The study demonstrates that oxidative stress and reduced NRF2 activity contribute to psoriasis pathogenesis. SFN ameliorated IMQ-induced psoriasis-like inflammation and keratinocyte hyperproliferation, acting through activation of the KEAP1-NRF2 pathway to enhance antioxidant defenses and by suppressing key inflammatory pathways (STAT3 and NF-κB). Restoration of NRF2/p-NRF2 and induction of downstream targets (e.g., NQO1) correlated with reduced ROS and inflammatory mediators (IL-1β, IL-6, CCL2) and normalization of keratinocyte markers (K16, K17, Ki67). Loss-of-function experiments confirmed NRF2 dependence: genetic NRF2 deletion in mice and shRNA-mediated NRF2 knockdown in keratinocytes exacerbated inflammatory signaling and negated SFN’s therapeutic effects. These findings align with clinical use of NRF2 activators (e.g., fumarates) and support NRF2 activation as a therapeutic strategy in psoriasis while highlighting concurrent inhibition of STAT3/NF-κB signaling as a mechanism of benefit.
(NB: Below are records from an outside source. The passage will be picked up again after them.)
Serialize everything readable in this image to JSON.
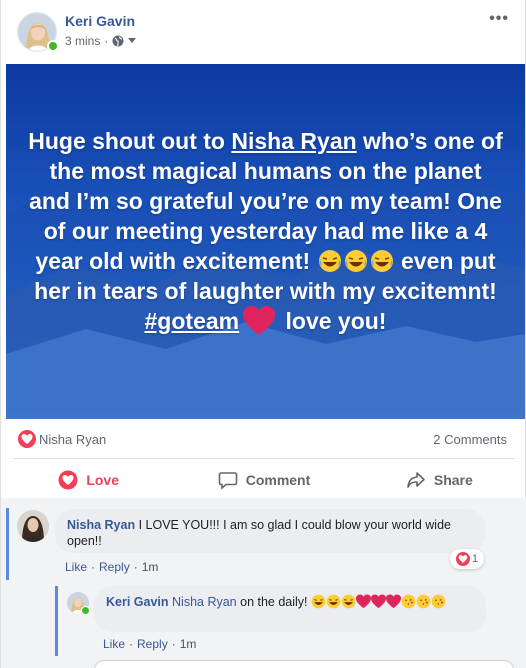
{
  "post": {
    "author": "Keri Gavin",
    "time": "3 mins",
    "separator": "·",
    "more_menu": "•••",
    "privacy_icon": "globe-icon",
    "banner": {
      "text_1": "Huge shout out to ",
      "mention": "Nisha Ryan",
      "text_2": " who’s one of the most magical humans on the planet and I’m so grateful you’re on my team! One of our meeting yesterday had me like a 4 year old with excitement! ",
      "text_3": " even put her in tears of laughter with my excitemnt! ",
      "hashtag": "#goteam",
      "text_4": " love you!",
      "colors": {
        "top": "#0d3aa0",
        "bottom": "#3a7fd4",
        "mountain": "#2c5bb0"
      }
    },
    "reactions": {
      "icon": "love-reaction-icon",
      "name": "Nisha Ryan",
      "comments_count": "2 Comments"
    },
    "actions": {
      "love": "Love",
      "comment": "Comment",
      "share": "Share"
    },
    "colors": {
      "link": "#385898",
      "love": "#f33e58",
      "muted": "#616770"
    }
  },
  "comments": [
    {
      "author": "Nisha Ryan",
      "text": "I LOVE YOU!!! I am so glad I could blow your world wide open!!",
      "like": "Like",
      "reply": "Reply",
      "time": "1m",
      "reaction_count": "1"
    },
    {
      "author": "Keri Gavin",
      "mention": "Nisha Ryan",
      "text": " on the daily! ",
      "like": "Like",
      "reply": "Reply",
      "time": "1m"
    }
  ]
}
Reduced NRF2 expression contributes to oxidative stress and inflammation in psoriasis. Sulforaphane activates the KEAP1-NRF2 pathway, reducing ROS, dampening STAT3 and NF-κB signaling, and attenuating keratinocyte hyperproliferation and inflammatory cytokines, thereby improving psoriatic phenotypes in vivo and in vitro. SFN’s efficacy is largely NRF2-dependent. These results support SFN and NRF2 pathway activation as potential therapeutic approaches for psoriasis, warranting further preclinical and clinical investigation, including chronic models and patient studies.

The models primarily reflect acute psoriatic inflammation (IMQ-induced mice and cytokine-stimulated keratinocytes), which may not capture chronic disease dynamics. Sample sizes were modest. Human validation was limited to small biopsy cohorts without intervention. Excessive NRF2 activation could have adverse effects, necessitating careful dosing and safety evaluation. Additional work is needed in chronic psoriasis models and clinical trials to determine efficacy, safety, and optimal delivery of SFN.